OBJECTIVE: To uncover the role of estrogen receptor gene polymorphism in the onset of osteoporosis in Han Chinese women. PATIENTS AND METHODS: A total of 122 osteoporosis woman patients who were admitted to this hospital between April 2016 and April 2017 were enrolled in this study as the case group, and during the same period, 106 healthy counterparts who took physical examination as the control group. With the genetic samples collected from subjects in two groups, we detected the polymorphisms of Pvu II and Xba I in the estrogen receptor alpha (ER alpha) gene and the Rsa-I and Alu-I polymorphisms in the ER beta gene by Restriction Fragment Length Polymorphism (RFLP), and the related-alleles frequency in subjects carrying the genotype of Pvu-1I and Xba-I polymorphisms in the ER alpha gene or the genotype of Rsa-I and Alu-I polymorphisms in the ER beta gene in the two groups. RESULTS: Comparison of genotype frequencies pp, Pp, and PP of ER alpha Pvu-II polymorphisms between the case group and the control group showed the differences were statistically significant (p < 0.05), in which the P allele in the case group had a higher frequency than that in the control group (p < 0.05).
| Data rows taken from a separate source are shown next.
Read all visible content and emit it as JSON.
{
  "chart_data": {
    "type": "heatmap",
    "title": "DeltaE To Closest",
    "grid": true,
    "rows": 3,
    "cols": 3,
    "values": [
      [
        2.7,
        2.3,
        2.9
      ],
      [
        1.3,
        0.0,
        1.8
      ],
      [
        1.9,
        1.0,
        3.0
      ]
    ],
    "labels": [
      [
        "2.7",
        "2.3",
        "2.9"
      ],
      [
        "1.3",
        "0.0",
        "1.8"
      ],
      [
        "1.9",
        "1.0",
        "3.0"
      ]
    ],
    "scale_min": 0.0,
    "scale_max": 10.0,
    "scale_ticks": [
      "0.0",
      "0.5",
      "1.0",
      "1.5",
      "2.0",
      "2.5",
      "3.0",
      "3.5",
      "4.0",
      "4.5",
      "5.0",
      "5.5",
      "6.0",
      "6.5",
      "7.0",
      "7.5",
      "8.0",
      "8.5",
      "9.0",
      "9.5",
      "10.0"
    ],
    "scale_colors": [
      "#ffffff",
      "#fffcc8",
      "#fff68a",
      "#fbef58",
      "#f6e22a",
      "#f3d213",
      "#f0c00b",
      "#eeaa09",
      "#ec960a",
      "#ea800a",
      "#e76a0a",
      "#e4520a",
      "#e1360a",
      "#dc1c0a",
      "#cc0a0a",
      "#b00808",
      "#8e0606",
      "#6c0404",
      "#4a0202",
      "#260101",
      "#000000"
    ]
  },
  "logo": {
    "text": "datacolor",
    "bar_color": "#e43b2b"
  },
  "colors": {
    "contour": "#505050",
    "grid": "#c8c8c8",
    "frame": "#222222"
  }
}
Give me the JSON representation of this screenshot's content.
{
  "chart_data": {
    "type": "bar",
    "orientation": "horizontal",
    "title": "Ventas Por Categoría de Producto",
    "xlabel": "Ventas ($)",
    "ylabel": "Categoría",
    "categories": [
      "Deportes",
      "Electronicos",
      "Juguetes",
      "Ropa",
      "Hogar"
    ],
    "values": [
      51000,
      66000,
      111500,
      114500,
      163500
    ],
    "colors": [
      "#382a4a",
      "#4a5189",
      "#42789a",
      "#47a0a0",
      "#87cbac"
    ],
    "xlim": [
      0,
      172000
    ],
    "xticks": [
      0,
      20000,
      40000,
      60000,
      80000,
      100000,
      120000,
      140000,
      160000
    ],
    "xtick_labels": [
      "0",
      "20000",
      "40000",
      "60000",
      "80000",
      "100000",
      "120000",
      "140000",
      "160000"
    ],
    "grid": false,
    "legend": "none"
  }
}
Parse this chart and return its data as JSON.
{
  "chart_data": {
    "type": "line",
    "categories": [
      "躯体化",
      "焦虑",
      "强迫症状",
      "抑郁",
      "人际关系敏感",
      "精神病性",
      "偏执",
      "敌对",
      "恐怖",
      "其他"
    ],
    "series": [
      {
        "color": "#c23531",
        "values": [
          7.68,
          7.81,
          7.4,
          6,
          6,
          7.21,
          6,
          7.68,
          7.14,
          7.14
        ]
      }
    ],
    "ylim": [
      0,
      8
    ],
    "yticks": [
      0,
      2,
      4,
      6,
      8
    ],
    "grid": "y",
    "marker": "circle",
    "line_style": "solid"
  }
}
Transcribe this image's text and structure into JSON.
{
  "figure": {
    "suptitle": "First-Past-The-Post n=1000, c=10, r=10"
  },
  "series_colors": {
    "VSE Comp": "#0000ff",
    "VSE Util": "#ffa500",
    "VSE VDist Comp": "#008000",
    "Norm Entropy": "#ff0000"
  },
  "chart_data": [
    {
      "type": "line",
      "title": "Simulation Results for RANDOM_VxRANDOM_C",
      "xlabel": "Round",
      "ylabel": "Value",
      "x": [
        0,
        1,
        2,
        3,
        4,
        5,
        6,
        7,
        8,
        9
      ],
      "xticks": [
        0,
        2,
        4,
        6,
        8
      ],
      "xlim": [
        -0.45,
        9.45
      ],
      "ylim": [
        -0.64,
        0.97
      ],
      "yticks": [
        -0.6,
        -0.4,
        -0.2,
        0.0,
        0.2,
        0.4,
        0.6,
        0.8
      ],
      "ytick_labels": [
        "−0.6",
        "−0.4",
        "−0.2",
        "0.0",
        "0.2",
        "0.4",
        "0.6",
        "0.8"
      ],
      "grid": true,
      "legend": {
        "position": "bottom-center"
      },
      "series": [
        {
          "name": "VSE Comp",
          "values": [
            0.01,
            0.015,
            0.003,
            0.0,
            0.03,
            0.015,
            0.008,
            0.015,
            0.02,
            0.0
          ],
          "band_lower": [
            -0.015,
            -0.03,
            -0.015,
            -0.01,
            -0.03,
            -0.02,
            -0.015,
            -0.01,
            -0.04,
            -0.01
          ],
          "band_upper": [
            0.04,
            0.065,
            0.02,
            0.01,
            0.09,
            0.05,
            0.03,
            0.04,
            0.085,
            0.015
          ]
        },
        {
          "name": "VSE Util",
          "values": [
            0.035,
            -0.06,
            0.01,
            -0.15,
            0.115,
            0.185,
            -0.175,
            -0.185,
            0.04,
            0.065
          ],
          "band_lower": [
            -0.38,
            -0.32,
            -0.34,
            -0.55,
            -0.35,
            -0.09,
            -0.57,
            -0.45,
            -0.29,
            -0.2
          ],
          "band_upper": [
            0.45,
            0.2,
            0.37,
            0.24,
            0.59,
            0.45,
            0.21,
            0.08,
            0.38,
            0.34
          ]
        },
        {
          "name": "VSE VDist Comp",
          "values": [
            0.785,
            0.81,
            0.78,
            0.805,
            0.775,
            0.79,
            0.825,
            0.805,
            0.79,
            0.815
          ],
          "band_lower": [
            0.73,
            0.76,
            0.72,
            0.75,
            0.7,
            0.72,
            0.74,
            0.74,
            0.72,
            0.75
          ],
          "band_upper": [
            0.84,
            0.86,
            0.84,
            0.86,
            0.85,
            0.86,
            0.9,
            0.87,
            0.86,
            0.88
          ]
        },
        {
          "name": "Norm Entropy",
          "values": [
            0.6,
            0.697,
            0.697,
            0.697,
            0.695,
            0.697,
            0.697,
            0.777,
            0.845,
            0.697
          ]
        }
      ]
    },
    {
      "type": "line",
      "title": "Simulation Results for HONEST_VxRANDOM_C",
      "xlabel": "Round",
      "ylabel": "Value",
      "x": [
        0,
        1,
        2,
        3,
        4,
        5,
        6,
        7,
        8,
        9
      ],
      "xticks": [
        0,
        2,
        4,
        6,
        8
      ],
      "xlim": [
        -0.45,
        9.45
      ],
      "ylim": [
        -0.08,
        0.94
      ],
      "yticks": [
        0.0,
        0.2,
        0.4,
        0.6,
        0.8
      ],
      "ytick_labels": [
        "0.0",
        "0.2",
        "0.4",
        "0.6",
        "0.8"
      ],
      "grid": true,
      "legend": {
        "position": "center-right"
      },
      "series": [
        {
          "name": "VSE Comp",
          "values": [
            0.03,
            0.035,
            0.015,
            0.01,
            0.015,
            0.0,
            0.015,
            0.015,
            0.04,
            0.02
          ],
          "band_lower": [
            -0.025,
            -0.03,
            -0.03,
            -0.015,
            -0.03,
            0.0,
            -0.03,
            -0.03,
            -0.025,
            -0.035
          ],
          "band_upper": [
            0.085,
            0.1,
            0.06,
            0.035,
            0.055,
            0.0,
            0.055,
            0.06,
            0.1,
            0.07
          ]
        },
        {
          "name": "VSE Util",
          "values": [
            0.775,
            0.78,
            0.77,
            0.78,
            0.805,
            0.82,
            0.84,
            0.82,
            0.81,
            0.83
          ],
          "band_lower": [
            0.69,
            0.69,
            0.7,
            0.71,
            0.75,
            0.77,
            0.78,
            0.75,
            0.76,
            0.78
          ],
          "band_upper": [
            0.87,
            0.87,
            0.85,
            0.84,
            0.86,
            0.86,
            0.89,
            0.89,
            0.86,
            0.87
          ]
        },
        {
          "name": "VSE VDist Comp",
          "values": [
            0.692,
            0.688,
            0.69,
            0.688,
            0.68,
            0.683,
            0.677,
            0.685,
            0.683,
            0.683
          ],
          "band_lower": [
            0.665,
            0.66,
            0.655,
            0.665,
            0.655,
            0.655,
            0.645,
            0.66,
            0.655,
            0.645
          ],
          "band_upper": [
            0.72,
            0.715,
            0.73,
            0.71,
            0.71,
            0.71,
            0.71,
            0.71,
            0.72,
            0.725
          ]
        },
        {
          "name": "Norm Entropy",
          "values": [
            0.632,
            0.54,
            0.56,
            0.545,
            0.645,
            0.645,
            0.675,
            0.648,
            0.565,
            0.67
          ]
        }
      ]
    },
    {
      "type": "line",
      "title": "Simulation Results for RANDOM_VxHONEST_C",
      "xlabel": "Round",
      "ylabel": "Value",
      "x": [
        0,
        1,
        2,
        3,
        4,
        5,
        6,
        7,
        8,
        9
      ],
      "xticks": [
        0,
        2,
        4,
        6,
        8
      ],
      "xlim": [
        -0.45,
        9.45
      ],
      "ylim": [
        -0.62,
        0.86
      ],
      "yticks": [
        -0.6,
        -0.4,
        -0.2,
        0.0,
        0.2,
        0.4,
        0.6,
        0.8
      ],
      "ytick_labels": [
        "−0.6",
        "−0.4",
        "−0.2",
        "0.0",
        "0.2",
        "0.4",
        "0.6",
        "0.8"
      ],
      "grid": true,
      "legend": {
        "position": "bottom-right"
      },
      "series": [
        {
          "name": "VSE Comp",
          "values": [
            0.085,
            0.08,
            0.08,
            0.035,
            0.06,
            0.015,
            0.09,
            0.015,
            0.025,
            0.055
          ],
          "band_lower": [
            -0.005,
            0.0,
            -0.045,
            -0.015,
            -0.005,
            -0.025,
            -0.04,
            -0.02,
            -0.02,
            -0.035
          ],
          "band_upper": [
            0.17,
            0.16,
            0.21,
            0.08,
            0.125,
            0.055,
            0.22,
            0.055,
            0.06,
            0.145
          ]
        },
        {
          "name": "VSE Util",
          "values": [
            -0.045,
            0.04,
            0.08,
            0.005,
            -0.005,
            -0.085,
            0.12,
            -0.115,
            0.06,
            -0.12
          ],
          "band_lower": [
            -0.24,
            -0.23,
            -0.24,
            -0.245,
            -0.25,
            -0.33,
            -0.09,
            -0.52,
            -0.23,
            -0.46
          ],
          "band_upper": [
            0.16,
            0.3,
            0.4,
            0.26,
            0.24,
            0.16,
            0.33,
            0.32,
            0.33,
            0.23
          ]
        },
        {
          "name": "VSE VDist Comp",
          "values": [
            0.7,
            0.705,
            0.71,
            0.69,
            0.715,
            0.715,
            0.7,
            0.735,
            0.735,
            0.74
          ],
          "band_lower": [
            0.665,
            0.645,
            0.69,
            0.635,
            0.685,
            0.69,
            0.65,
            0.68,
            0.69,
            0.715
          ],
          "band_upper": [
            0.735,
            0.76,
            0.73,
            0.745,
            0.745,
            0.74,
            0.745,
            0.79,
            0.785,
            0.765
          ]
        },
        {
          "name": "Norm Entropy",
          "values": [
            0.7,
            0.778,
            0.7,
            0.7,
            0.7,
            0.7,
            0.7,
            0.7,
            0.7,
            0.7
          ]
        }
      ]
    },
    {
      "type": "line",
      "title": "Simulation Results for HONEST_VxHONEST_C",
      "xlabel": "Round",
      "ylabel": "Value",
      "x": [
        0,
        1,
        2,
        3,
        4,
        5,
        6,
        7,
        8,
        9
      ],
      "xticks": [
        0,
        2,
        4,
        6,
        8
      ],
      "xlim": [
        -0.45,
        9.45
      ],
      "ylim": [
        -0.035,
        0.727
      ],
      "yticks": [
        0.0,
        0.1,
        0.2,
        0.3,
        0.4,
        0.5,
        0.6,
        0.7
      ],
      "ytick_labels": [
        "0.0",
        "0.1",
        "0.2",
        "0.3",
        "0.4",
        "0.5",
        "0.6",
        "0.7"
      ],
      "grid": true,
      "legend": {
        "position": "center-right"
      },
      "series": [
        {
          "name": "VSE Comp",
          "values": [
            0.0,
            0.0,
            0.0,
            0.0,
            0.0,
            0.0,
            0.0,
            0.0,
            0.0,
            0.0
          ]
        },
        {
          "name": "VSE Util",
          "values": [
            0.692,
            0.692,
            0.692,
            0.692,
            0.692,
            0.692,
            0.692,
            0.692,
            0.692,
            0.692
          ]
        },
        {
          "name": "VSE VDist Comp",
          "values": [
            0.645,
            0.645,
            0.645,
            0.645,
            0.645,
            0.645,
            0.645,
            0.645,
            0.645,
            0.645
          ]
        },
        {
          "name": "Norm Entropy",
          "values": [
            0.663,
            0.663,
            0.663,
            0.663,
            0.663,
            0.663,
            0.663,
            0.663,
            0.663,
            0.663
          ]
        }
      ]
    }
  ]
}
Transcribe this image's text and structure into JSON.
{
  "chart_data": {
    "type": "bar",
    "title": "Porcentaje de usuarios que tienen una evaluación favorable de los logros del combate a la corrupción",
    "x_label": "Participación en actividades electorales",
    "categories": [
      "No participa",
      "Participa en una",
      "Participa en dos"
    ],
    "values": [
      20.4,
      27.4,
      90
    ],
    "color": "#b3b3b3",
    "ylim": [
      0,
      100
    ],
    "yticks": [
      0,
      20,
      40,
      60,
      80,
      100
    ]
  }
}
However, comparisons of the genotype frequencies of xx, Xx, and XX of ER alpha Xba-I polymorphisms between the case group and the control group showed no statistically significant differences (p > 0.05), and similar results were also found in comparison of the genotype frequencies of rr, Rr, and RR of Rsa-I polymorphisms (p > 0.05). By the comparison of genotype frequencies of ER beta Alu-I and Rsa-I polymorphisms in the case group with those in the control group, and by the comparison of genotype frequencies aa, Aa, and AA of ER beta Alu-I polymorphisms in the case group with those in the control group, all the differences were statistically significant (p < 0.05). CONCLUSIONS: In Han Chinese women, susceptibility to osteoporosis may be affected by ER alpha Pvu-II polymorphisms and ER beta Alu-I polymorphisms; those carrying genotypes containing A and P alleles may have a higher risk in osteoporosis.